Banjir di Kampung Pulo Mulai Surut

Banjir di Kampung Pulo Mulai Surut
Suasana di Kampung Pulo, Jatinegara, Jakarta, Senin (7/12) pagi. Setelah Minggu malam dilanda banjir, air sudah surut pada Senin pagi. ( Foto: Beritasatu.com/Priska Sari Pratiwi )
Priska Sari Pratiwi / JAS Senin, 7 Desember 2015 | 09:45 WIB

Jakarta - Hujan deras yang mengguyur Jakarta pada Minggu (6/12) malam kembali menyebabkan banjir di rumah warga Kampung Pulo, Jatinegara, Jakarta Timur. Air setinggi pinggang orang dewasa masuk ke rumah warga sejak Minggu malam. Kendati demikian air mulai surut sejak Senin pagi tadi. Sejumlah warga terlihat membersihkan sisa genangan air di depan rumahnya.
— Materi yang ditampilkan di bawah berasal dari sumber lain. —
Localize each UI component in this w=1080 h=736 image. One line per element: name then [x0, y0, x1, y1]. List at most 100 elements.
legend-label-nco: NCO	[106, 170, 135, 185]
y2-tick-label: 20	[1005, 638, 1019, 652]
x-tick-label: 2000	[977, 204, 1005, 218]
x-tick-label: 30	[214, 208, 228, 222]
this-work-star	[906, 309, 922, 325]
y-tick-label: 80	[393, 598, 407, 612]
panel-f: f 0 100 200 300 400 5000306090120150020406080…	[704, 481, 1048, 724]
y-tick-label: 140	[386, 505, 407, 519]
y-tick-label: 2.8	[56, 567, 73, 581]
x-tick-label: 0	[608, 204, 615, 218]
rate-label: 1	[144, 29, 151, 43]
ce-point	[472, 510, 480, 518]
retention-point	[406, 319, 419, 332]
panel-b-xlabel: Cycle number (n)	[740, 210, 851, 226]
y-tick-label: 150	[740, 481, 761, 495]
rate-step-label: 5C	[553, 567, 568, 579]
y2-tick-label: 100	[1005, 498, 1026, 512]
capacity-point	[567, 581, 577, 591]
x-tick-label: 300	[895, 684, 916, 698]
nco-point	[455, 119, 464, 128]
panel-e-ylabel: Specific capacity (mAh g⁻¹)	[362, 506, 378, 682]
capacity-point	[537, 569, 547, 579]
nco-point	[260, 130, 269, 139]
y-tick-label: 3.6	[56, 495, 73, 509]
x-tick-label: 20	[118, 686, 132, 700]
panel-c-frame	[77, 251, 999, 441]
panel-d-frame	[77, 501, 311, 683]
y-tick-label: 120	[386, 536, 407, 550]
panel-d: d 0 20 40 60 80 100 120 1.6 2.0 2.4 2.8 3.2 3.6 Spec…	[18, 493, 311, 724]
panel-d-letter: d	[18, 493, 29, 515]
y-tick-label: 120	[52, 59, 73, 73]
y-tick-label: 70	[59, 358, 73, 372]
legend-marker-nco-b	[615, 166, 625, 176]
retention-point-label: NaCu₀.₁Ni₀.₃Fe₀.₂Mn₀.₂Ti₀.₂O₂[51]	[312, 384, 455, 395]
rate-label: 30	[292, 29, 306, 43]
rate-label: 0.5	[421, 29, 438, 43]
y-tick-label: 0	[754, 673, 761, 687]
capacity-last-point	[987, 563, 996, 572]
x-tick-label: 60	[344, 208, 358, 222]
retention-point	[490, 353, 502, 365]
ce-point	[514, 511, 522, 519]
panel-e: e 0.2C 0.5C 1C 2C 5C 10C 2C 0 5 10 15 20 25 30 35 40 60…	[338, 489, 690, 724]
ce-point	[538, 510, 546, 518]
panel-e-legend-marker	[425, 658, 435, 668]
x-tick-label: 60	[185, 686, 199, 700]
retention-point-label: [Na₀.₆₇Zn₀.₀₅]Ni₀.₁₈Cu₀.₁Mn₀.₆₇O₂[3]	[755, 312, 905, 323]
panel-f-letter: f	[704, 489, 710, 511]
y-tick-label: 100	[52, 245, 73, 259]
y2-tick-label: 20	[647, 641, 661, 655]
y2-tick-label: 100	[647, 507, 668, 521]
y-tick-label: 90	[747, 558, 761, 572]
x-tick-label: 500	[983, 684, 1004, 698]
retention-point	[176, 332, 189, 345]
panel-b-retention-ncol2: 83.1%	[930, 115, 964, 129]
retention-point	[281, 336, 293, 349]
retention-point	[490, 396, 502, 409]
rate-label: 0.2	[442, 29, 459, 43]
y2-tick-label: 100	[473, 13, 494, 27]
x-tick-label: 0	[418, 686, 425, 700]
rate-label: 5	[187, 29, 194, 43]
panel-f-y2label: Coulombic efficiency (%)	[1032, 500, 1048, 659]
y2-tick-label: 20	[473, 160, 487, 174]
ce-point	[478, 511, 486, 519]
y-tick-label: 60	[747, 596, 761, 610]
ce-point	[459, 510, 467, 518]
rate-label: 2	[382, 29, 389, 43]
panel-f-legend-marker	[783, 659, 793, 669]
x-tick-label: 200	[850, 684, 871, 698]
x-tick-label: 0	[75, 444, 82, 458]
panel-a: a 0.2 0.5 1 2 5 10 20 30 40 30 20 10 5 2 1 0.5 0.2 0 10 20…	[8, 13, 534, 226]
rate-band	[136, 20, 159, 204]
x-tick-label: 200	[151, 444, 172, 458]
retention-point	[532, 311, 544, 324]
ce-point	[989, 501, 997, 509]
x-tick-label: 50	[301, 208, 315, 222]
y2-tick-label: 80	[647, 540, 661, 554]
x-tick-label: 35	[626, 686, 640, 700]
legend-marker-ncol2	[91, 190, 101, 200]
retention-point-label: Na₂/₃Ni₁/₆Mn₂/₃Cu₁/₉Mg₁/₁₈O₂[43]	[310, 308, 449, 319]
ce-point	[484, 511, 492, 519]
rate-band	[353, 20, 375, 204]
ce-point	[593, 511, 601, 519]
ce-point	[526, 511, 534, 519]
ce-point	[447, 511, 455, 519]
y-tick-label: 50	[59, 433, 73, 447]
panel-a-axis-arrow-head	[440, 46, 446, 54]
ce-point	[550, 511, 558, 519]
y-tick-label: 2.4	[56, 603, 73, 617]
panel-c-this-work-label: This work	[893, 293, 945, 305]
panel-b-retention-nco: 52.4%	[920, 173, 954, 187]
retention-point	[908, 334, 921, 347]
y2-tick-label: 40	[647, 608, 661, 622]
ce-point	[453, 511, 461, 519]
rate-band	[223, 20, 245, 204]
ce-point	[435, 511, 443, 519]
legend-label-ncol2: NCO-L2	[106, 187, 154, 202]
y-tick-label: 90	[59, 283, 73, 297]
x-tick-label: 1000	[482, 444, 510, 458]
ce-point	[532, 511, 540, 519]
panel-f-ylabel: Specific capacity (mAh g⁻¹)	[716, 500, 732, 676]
Di bagian tanggul proyek normalisasi juga sudah tak terlihat genangan air. Hanya saja jalanan terlihat masih basah bekas terguyur hujan. Tiga mobil pompa milik Suku Dinas Tata Air Jakarta Timur juga telah disiagakan untuk menyedot genangan yang tersisa.

Warga RT 03 RW 03 Supriatin (59) mengaku tak sampai mengungsi akibat banjir yang masuk ke rumahnya. "Saya sudah tidur waktu air masuk ke dalam rumah. Tapi aman karena saya di lantai dua, waktu mulai hujan saya sudah siap-siap," ujar Supriatin, Senin (7/12).

Penjual makanan di Kampung Pulo ini mengaku tak tahu persis kapan air mulai surut. Hanya saja mulai subuh tadi air di dalam rumahnya sudah berkurang hingga tinggal sebatas betis. "Tadi pagi begitu bangun airnya sudah berkurang," ucapnya.

Camat Jatinegara Budi Setiawan menjelaskan, hujan semalam membuat tiga RW di Kampung Pulo banjir. Ia menyebutkan, di RW 01 dari RT 10-13 ketinggian air mencapai 60 hingga 100 sentimeter. Sedangkan di RW 02 dari RT 01, RT 08-16, ketinggian air 40 hingga 70 sentimeter, kemudian di RW 03 dari RT 01, RT 05-16 ketinggian air 60 hingga 120 sentimeter.

"Tidak ada warga yang mengungsi karena air cepat surut. Kita juga sudah siagakan pompa untuk sedot genangan di depan rumah warga," katanya.

Sepanjang Jalan Jatinegara Barat dari arah Kampung Melayu pun terlihat ramai lancar. Salah satu lajur jalan masih digunakan sebagian warga Kampung Pulo untuk memarkirkan kendaraannya.

Petugas Satlantas Polres Metro Jakarta Timur Iptu Budi menuturkan, pihaknya tak sampai menutup jalan dan mengalihkan arus melalui Jalan Jatinegara Timur. "Warga sudah mengambil lagi motornya. Tadi memang sempat diparkirkan di Jalan Jatinegara Barat. Tidak macet karena air juga sudah surut," tuturnya.